L’identité nationale se décline en livres, signés par Eric Besson (eh oui !) et le nauséabond Richard Millet, qui vantent notre beau pays. Bienvenue en terre chrétienne !
Cette année, on oublie les bonnes résolutions ; c’est has been. En 2010, pour être tendance, on ne cherche pas désespérément à arrêter de fumer ni à se mettre au footing avec un joli T-shirt NYPD. Non, on ne change rien.

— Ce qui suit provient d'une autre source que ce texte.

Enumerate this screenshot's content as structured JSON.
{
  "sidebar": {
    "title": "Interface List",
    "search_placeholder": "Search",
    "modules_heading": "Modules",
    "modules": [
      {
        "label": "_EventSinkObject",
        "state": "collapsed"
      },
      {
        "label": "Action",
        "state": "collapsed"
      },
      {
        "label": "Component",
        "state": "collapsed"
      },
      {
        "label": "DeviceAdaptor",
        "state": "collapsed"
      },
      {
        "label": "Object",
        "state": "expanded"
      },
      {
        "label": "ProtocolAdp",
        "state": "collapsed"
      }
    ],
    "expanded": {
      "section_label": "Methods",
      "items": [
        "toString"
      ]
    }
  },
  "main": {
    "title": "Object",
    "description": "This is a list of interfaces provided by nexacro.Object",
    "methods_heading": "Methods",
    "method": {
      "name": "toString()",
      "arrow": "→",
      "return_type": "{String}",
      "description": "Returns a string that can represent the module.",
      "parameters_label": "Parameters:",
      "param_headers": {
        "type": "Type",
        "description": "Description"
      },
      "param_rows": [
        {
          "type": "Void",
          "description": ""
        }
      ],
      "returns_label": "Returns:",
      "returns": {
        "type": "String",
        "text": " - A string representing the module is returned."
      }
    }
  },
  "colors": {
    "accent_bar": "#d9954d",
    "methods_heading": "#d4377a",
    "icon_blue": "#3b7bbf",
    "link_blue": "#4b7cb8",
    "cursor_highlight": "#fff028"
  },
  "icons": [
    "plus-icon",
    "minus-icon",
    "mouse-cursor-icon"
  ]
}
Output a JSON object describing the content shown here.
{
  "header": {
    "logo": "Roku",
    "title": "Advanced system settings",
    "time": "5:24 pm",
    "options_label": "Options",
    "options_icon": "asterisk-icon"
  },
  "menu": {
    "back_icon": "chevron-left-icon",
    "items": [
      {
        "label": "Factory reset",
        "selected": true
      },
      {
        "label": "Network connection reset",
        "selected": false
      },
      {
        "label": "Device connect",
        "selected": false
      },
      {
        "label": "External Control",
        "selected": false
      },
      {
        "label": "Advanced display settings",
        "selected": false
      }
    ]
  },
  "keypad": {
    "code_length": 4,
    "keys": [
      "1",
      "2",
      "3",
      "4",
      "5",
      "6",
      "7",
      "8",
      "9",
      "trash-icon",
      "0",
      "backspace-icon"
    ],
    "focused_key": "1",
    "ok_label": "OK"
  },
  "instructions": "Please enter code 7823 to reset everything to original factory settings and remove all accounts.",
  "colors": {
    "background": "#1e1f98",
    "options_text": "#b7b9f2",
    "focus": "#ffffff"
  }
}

Même un accro à la volte-face comme Eric Besson l’a compris. Entre la dinde et la bûche aux marrons, le ministre de l’Immigration aurait pu être tenté de se dire : “Le 1er janvier, c’est décidé, j’en finis avec la droitisation.” Mais non, il persiste et signe Pour la Nation, une sorte d’“Ernest Renan pour les nuls” qui lui vaut d’ailleurs d’être assigné en contrefaçon, le titre ayant déjà été utilisé par un autre auteur très à droite.
Son éloge de la France de Clovis et de Charlemagne s’apparente surtout à un fascinant exercice d’autojustification. Alors que le débat sur l’identité nationale qu’il a lancé le 2 novembre tourne clairement à la catharsis nauséabonde et raciste et que de plus en plus de voix s’élèvent pour demander d’y mettre un terme, Besson, droit dans ses bottes de bon petit soldat du sarkozysme, s’entête à vanter un débat “ouvert, chaleureux et fraternel”.
Et s’il avoue n’éprouver aucun plaisir à engager une procédure de reconduite à la frontière (la précision était-elle vraiment utile ?), il défend bec et ongles sa politique répressive, en cherchant même à la parer de vertus humanistes.
Besson le traître est désormais fidèle à une certaine idée de la France, figée et rance, formolée dans une imagerie très IIIe République, comme dans ces lignes où il loue “la beauté et l’hospitalité” des paysages de “notre territoire” et “la douceur de son climat”.
C’est bien connu, la terre ne ment pas, et il fait tellement bon vivre en Sarkozie. Un auteur comme Richard Millet, écrivain du terroir à la prose faisandée, doit s’y sentir moins seul. Il pourrait même en être l’un des hérauts, lui qui dans son précédent livre, L’Opprobre, déclarait qu’une “immigration chrétienne” est préférable à une “immigration musulmane” et que la paix civile est menacée par les minorités.
En cette rentrée de janvier, il publie simultanément un récit et un roman. Dans ces textes ennuyeux, pas de saillies ouvertement xénophobes. Pour autant, Millet se montre lui aussi fidèle à sa ligne réactionnaire, encore capable d’écrire dans son style compassé qu’“(…) un pays où les prêtres ne se voient pas, ou ont honte d’eux-mêmes, est un pays perdu” et de déplorer à longueur de pages la mort de la langue française et le déclin de la civilisation occidentale. C’est un peu sa façon à lui de contribuer au si “chaleureux débat” sur l’identité nationale.